İtiraflarım – Tolstoy
Hayatın anlamını sorgulayan, Tanrı’nın ne olduğunu çözmeye çalışan, varoluş sancıları içerisinde sürekli kıvranıp duran, okuyucuyu felsefi düşünmeye sevk eden yazar Tolstoy; bu kitabında kendini anlatıyor, aslında bir nevi otobiyografik bir kitap.
Tolstoy, aslında toplumsal statü olarak değerlendirildiğinde oldukça üstün bir şahıs iken hayatını sürekli anlamsız ve eksik bularak eleştiren, anlam kazandırmaya çalışan bir kişilik. Hayatı sorgularken bazı şeylerin bilincinde olmanın acı tarafını keşfediyor ve içinde bulunduğu sosyal sınıfın yaşantısına yabancılaşıp sıradan sıradan insanların yaşantısına uymaya çalışıyor.
Kitap 1880 yılında, Tolstoy 51 yaşında iken yazılmış fakat dinsel inançları sorgulayan bir içeriğe sahip olduğu için 1984 yılında yasaklanmıştır. İçerik bakımından bizlere çocukluk dönemindeki inancından yazdığı döneme kadar olan inancının nasıl şekillendiğini anlatmakta.
İlk olarak çocukluğunda nasıl bir inanç içerisinde yaşadığını, çevresindeki ahlak düzeyini anlatıyor daha sonra gençlik dönemlerinde bu inançtan nasıl uzaklaştığını toplumun inanç bakımında yaptığı eylemlerin kafasına yatmadığından bahsediyor.
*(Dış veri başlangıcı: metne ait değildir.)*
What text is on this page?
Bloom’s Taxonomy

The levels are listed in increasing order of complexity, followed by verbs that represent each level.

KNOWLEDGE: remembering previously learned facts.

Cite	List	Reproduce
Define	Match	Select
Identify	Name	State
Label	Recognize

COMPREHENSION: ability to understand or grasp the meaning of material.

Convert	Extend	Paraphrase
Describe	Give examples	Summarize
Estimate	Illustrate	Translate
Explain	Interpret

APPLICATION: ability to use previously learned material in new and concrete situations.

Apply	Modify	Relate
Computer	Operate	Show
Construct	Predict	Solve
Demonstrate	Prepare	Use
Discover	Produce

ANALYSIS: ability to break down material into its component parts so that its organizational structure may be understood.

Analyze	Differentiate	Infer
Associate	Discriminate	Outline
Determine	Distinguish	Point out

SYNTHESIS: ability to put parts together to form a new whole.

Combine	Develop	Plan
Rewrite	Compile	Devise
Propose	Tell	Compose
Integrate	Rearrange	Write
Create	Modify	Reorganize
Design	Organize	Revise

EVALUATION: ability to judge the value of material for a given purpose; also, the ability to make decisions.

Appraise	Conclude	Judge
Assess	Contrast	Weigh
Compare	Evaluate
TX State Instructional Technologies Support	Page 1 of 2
Bu inancından koptuktan sonra amacı daha çok içinde bulunduğu yaşantısını güzelleştirmek amacıyla tekrar kuruluyor, zenginlik, şöhret vb. olguların peşinden koşan bir hal alıyor. İnançlarından uzaklaştığı dönemde kafasına bir soru takılıyor “Ben neyim ve niçin yaşıyorum?” Bu sorunun cevabını bir türlü bulamadığı için kafasındaki bu soruyu sürekli olarak erteleyip şöhret sahibi hayatına devam etmeye çalışıyor. Sürekli sürekli ertelendiği bu soru gün geçtikçe ona daha ağır gelmeye başlıyor ve artık buna kesin bir cevap bulmak istiyor. Sırf bu sebepten Tolstoy hayatının bir dönemimde gerçekten intihar etmek istiyor ve bunun kalıcı bir çözüm yolu olduğunu düşünüyor. Hayatının bunca zamanına kadar kendini yaşamın somutluklarına adayan Tolstoy, artık yoğun bir araştırmaya giriyor ve kendini felsefeye ve hayatın amacını çözmeye adıyor.
Hayatın anlamını birçok bakımdan ele alıyor örneğin; o dönemim felsefecileri ile konuşuyor, bilimsel yasalar ile bir açıklık getirmeye çalışıyor, geçmiş dönemin düşünürlerinin fikirlerinden ilerliyor –bu kısımda Shopenaure ile karşılaştığıma o kadar sevinmiştim ki bütün düşünürler bir yana Shopenaure’un bende özel bir yeri vardır kendi fikirlerini onun düşünceleri ile tasdiklemesi çok hoşuma gitti- O dönemin ortalama kesimindeki insanlarına bakıyor ve bu inancı yaşamadan çözemeyeceğini anlıyor bu sebepten dolayı tekrar inancına dönüyor, dini yaşarken sorgulamaya devam ediyor.
Tolstoy hayata sadece kendisinin değil toplumun gözünden bakan koca bir düşünür. Okuyan herkesin içinde illaki kendinden bir şeyler bulacağına eminim. Kendisini tüm açıklığıyla bu kadar ağır eleştirmek her insanın harcı değildir ve bunu çok başarılı bir şekilde gerçekleştirmiş tek kelimeyle bayıldım!
Bu gün sizlerle Tolstoy’un İtiraflar kitabını incelmeye çalıştım umarım faydalı bir içerik olmuştur. Sağlıkla ve kitaplarla kalın.